Dalam konteks budaya Jawa, geguritan berfungsi lebih dari sekadar hiburan. Ia menjadi media ekspresi emosional, pendidikan karakter, sarana hiburan dalam pertunjukan seni, serta dokumentasi nilai-nilai budaya. Melalui geguritan, perasaan cinta, kerinduan, dan kebahagiaan dapat disampaikan dengan indah. Selain itu, berbagai pesan kebijaksanaan mengenai etika dan sopan santun dapat ditemukan dalam setiap baitnya.
Misalnya, tema alam yang sering diangkat dalam geguritan mencerminkan kedekatan masyarakat Jawa dengan lingkungan. Dalam beberapa karya, pelukisan keindahan alam bersanding dengan kritik terhadap kerusakan yang diakibatkan oleh manusia. Hal ini relevan dalam konteks saat ini, di mana perhatian terhadap lingkungan semakin mendesak di tengah masalah perubahan iklim.
Geguritan tema pendidikan juga menjadi perhatian, mendorong generasi muda untuk giat belajar dan menghargai ilmu pengetahuan. Karya-karya seperti “Golek Ngelmu” mengingatkan pembaca tentang pentingnya ketekunan dalam belajar, melawan rasa malas, dan melanjutkan tradisi menuntut ilmu. Pesan ini sangat relevan di era digital saat ini, di mana tantangan belajar seringkali dihadapkan pada distraksi yang begitu banyak.
Dalam suatu geguritan berjudul “Pahlawanku,” pengarang menekankan komitmen generasi muda untuk terus berjuang demi cita-cita bangsa, bukan hanya melawan musuh fisik tetapi juga melawan kemalasan. Konteks ini mendorong kita untuk merenungkan sejauh mana kita bisa menghargai kemerdekaan dan menciptakan kontribusi positif bagi masyarakat.
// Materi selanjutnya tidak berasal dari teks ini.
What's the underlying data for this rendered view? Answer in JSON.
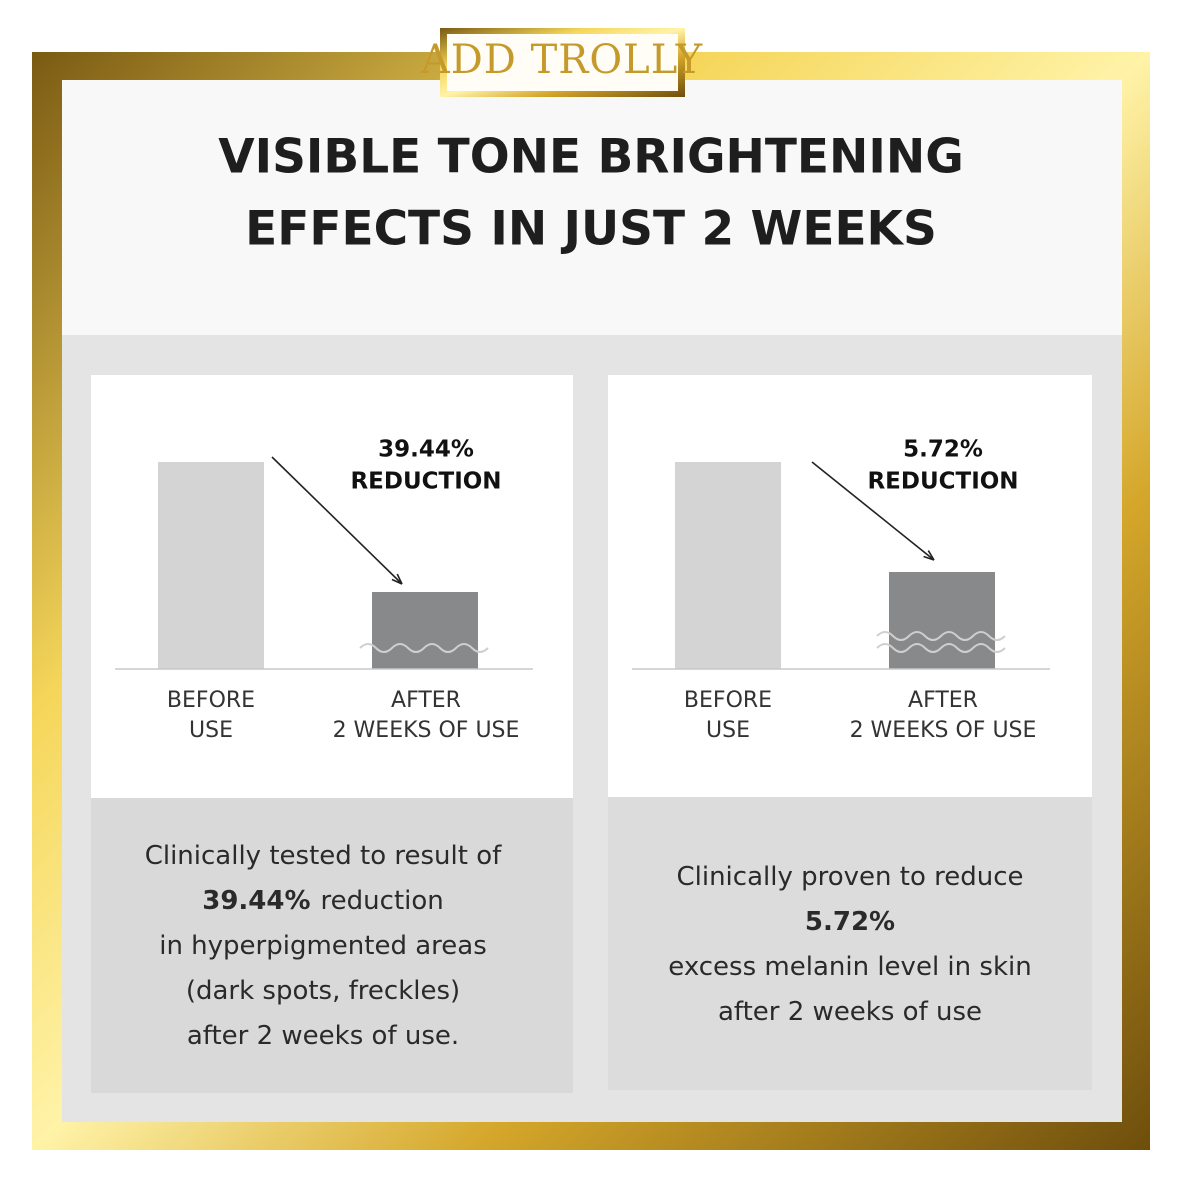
{
  "brand": "ADD TROLLY",
  "title": [
    "VISIBLE TONE BRIGHTENING",
    "EFFECTS IN JUST 2 WEEKS"
  ],
  "panels": [
    {
      "callout": [
        "39.44%",
        "REDUCTION"
      ],
      "before_label": [
        "BEFORE",
        "USE"
      ],
      "after_label": [
        "AFTER",
        "2 WEEKS OF USE"
      ],
      "description": [
        {
          "text": "Clinically tested to result of"
        },
        {
          "strong": "39.44%",
          "text": "reduction"
        },
        {
          "text": "in hyperpigmented areas"
        },
        {
          "text": "(dark spots, freckles)"
        },
        {
          "text": "after 2 weeks of use."
        }
      ]
    },
    {
      "callout": [
        "5.72%",
        "REDUCTION"
      ],
      "before_label": [
        "BEFORE",
        "USE"
      ],
      "after_label": [
        "AFTER",
        "2 WEEKS OF USE"
      ],
      "description": [
        {
          "text": "Clinically proven to reduce"
        },
        {
          "strong": "5.72%"
        },
        {
          "text": "excess melanin level in skin"
        },
        {
          "text": "after 2 weeks of use"
        }
      ]
    }
  ]
}
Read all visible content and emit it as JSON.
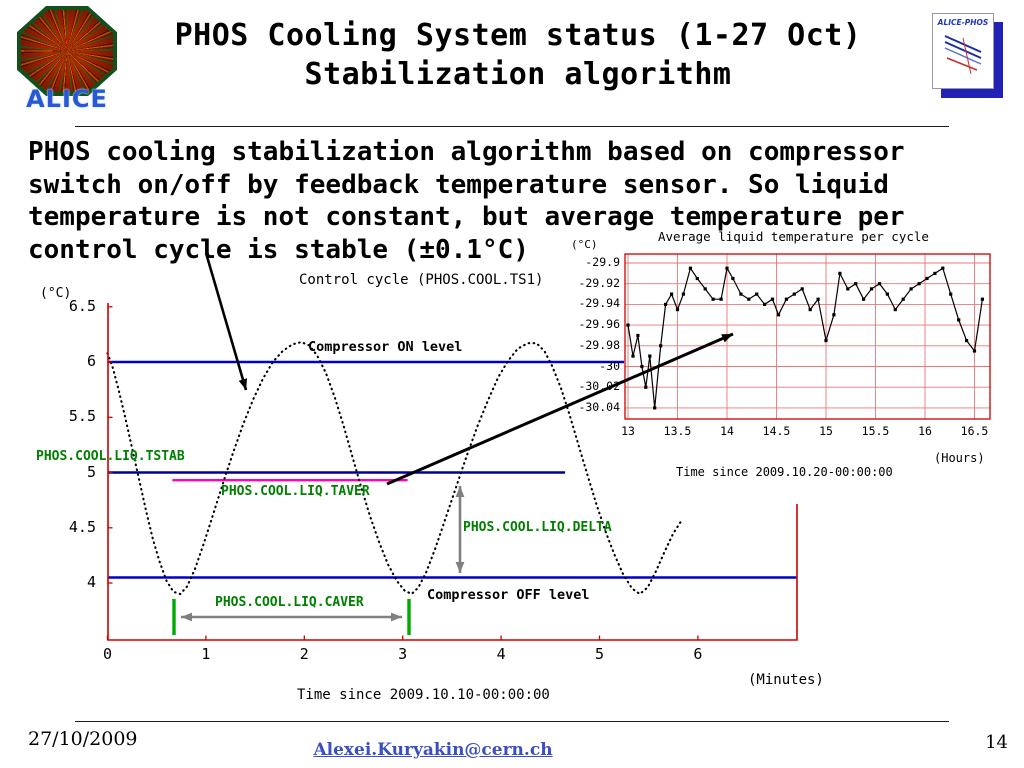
{
  "slide": {
    "title_line1": "PHOS Cooling System status (1-27 Oct)",
    "title_line2": "Stabilization algorithm",
    "body_lines": [
      "PHOS cooling stabilization algorithm based on compressor",
      "switch on/off by feedback temperature sensor. So liquid",
      "temperature is not constant, but average temperature per",
      "control cycle is stable (±0.1°C)"
    ],
    "footer": {
      "date": "27/10/2009",
      "email": "Alexei.Kuryakin@cern.ch",
      "page_number": "14"
    }
  },
  "logos": {
    "alice_text": "ALICE",
    "alice_phos_text": "ALICE-PHOS"
  },
  "colors": {
    "axis_red": "#cc0000",
    "grid_red": "#e87878",
    "level_blue": "#0000cc",
    "tstab_blue": "#000099",
    "taver_magenta": "#ff00bb",
    "label_green": "#008000",
    "bracket_green": "#00aa00",
    "arrow_gray": "#808080",
    "series_black": "#000000",
    "link_blue": "#3a4fc0"
  },
  "chart_data": [
    {
      "type": "line",
      "title": "Control cycle (PHOS.COOL.TS1)",
      "ylabel": "(°C)",
      "xlabel": "(Minutes)",
      "x_caption": "Time since 2009.10.10-00:00:00",
      "xlim": [
        0,
        7
      ],
      "ylim": [
        3.5,
        6.55
      ],
      "x_ticks": [
        0,
        1,
        2,
        3,
        4,
        5,
        6
      ],
      "y_ticks": [
        6.5,
        6,
        5.5,
        5,
        4.5,
        4
      ],
      "grid": false,
      "style": "dotted",
      "reference_lines": [
        {
          "key": "on",
          "label": "Compressor ON level",
          "value": 6.0,
          "color": "#0000cc",
          "x_range": [
            0,
            7
          ],
          "width": 2.6
        },
        {
          "key": "tstab",
          "label": "PHOS.COOL.LIQ.TSTAB",
          "value": 5.0,
          "color": "#000099",
          "x_range": [
            0,
            4.65
          ],
          "width": 2.6
        },
        {
          "key": "taver",
          "label": "PHOS.COOL.LIQ.TAVER",
          "value": 4.93,
          "color": "#ff00bb",
          "x_range": [
            0.66,
            3.05
          ],
          "width": 2.4
        },
        {
          "key": "off",
          "label": "Compressor OFF level",
          "value": 4.05,
          "color": "#0000cc",
          "x_range": [
            0,
            7
          ],
          "width": 2.6
        }
      ],
      "annotations": {
        "delta": "PHOS.COOL.LIQ.DELTA",
        "caver": "PHOS.COOL.LIQ.CAVER"
      },
      "series": [
        {
          "name": "PHOS.COOL.TS1",
          "points": [
            [
              0,
              6.08
            ],
            [
              0.05,
              5.96
            ],
            [
              0.11,
              5.76
            ],
            [
              0.18,
              5.5
            ],
            [
              0.25,
              5.22
            ],
            [
              0.32,
              4.94
            ],
            [
              0.39,
              4.66
            ],
            [
              0.46,
              4.4
            ],
            [
              0.53,
              4.19
            ],
            [
              0.6,
              4.02
            ],
            [
              0.67,
              3.92
            ],
            [
              0.74,
              3.9
            ],
            [
              0.81,
              3.97
            ],
            [
              0.89,
              4.13
            ],
            [
              0.98,
              4.36
            ],
            [
              1.08,
              4.64
            ],
            [
              1.18,
              4.92
            ],
            [
              1.28,
              5.19
            ],
            [
              1.38,
              5.44
            ],
            [
              1.48,
              5.66
            ],
            [
              1.58,
              5.85
            ],
            [
              1.68,
              6.0
            ],
            [
              1.78,
              6.1
            ],
            [
              1.88,
              6.16
            ],
            [
              1.97,
              6.18
            ],
            [
              2.05,
              6.15
            ],
            [
              2.13,
              6.06
            ],
            [
              2.22,
              5.9
            ],
            [
              2.31,
              5.68
            ],
            [
              2.4,
              5.42
            ],
            [
              2.49,
              5.14
            ],
            [
              2.58,
              4.86
            ],
            [
              2.67,
              4.6
            ],
            [
              2.76,
              4.37
            ],
            [
              2.85,
              4.17
            ],
            [
              2.94,
              4.02
            ],
            [
              3.02,
              3.93
            ],
            [
              3.09,
              3.9
            ],
            [
              3.16,
              3.96
            ],
            [
              3.24,
              4.1
            ],
            [
              3.33,
              4.31
            ],
            [
              3.43,
              4.57
            ],
            [
              3.54,
              4.86
            ],
            [
              3.65,
              5.15
            ],
            [
              3.76,
              5.42
            ],
            [
              3.87,
              5.66
            ],
            [
              3.97,
              5.86
            ],
            [
              4.07,
              6.01
            ],
            [
              4.17,
              6.12
            ],
            [
              4.27,
              6.17
            ],
            [
              4.36,
              6.17
            ],
            [
              4.44,
              6.1
            ],
            [
              4.52,
              5.96
            ],
            [
              4.61,
              5.76
            ],
            [
              4.7,
              5.51
            ],
            [
              4.79,
              5.24
            ],
            [
              4.88,
              4.97
            ],
            [
              4.97,
              4.71
            ],
            [
              5.06,
              4.47
            ],
            [
              5.15,
              4.26
            ],
            [
              5.24,
              4.08
            ],
            [
              5.33,
              3.95
            ],
            [
              5.41,
              3.9
            ],
            [
              5.49,
              3.96
            ],
            [
              5.57,
              4.1
            ],
            [
              5.66,
              4.28
            ],
            [
              5.75,
              4.45
            ],
            [
              5.83,
              4.56
            ]
          ]
        }
      ]
    },
    {
      "type": "line",
      "title": "Average liquid temperature per cycle",
      "ylabel": "(°C)",
      "xlabel": "(Hours)",
      "x_caption": "Time since 2009.10.20-00:00:00",
      "xlim": [
        12.98,
        16.67
      ],
      "ylim": [
        -30.052,
        -29.892
      ],
      "x_ticks": [
        13,
        13.5,
        14,
        14.5,
        15,
        15.5,
        16,
        16.5
      ],
      "y_ticks": [
        -29.9,
        -29.92,
        -29.94,
        -29.96,
        -29.98,
        -30,
        -30.02,
        -30.04
      ],
      "grid": true,
      "style": "line+markers",
      "series": [
        {
          "name": "average liquid temperature",
          "points": [
            [
              13.0,
              -29.96
            ],
            [
              13.05,
              -29.99
            ],
            [
              13.1,
              -29.97
            ],
            [
              13.14,
              -30.0
            ],
            [
              13.18,
              -30.02
            ],
            [
              13.22,
              -29.99
            ],
            [
              13.27,
              -30.04
            ],
            [
              13.33,
              -29.98
            ],
            [
              13.38,
              -29.94
            ],
            [
              13.44,
              -29.93
            ],
            [
              13.5,
              -29.945
            ],
            [
              13.56,
              -29.93
            ],
            [
              13.63,
              -29.905
            ],
            [
              13.7,
              -29.915
            ],
            [
              13.78,
              -29.925
            ],
            [
              13.86,
              -29.935
            ],
            [
              13.94,
              -29.935
            ],
            [
              14.0,
              -29.905
            ],
            [
              14.06,
              -29.915
            ],
            [
              14.14,
              -29.93
            ],
            [
              14.22,
              -29.935
            ],
            [
              14.3,
              -29.93
            ],
            [
              14.38,
              -29.94
            ],
            [
              14.46,
              -29.935
            ],
            [
              14.52,
              -29.95
            ],
            [
              14.6,
              -29.935
            ],
            [
              14.68,
              -29.93
            ],
            [
              14.76,
              -29.925
            ],
            [
              14.84,
              -29.945
            ],
            [
              14.92,
              -29.935
            ],
            [
              15.0,
              -29.975
            ],
            [
              15.08,
              -29.95
            ],
            [
              15.14,
              -29.91
            ],
            [
              15.22,
              -29.925
            ],
            [
              15.3,
              -29.92
            ],
            [
              15.38,
              -29.935
            ],
            [
              15.46,
              -29.925
            ],
            [
              15.54,
              -29.92
            ],
            [
              15.62,
              -29.93
            ],
            [
              15.7,
              -29.945
            ],
            [
              15.78,
              -29.935
            ],
            [
              15.86,
              -29.925
            ],
            [
              15.94,
              -29.92
            ],
            [
              16.02,
              -29.915
            ],
            [
              16.1,
              -29.91
            ],
            [
              16.18,
              -29.905
            ],
            [
              16.26,
              -29.93
            ],
            [
              16.34,
              -29.955
            ],
            [
              16.42,
              -29.975
            ],
            [
              16.5,
              -29.985
            ],
            [
              16.58,
              -29.935
            ]
          ]
        }
      ]
    }
  ]
}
Geguritan juga mengajak kita untuk merenungkan pentingnya menjaga warisan budaya dan nilai-nilai luhur yang telah diturunkan oleh generasi sebelumnya. Dengan membacakan atau mendiskusikan geguritan dalam komunitas, masyarakat dapat saling berbagi pemikiran dan inspirasi, memperkuat ikatan sosial sekaligus melestarikan budaya yang kian tergerus oleh zaman.
Secara keseluruhan, geguritan bukan hanya sekadar karya sastra, melainkan cermin dari kehidupan, harapan, dan pengalaman masyarakat Jawa. Melalui sastra ini, kita diingatkan agar selalu menghargai dan memahami nilai-nilai yang terkandung dalam setiap bait yang disampaikan. Dalam dunia yang terus berkembang, geguritan tetap menjadi bagian tak terpisahkan dari identitas budaya bangsa Indonesia, yang harus dijaga dan diwariskan kepada generasi mendatang.
Dengan berbagai kelebihannya, geguritan mengajak masyarakat untuk melihat ke dalam, merenungkan kehidupan, dan menyatu dengan budaya yang telah ada selama berabad-abad. Mari kita lestarikan dan teruskan karya-karya berharga ini sebagai warisan budaya yang tidak ternilai.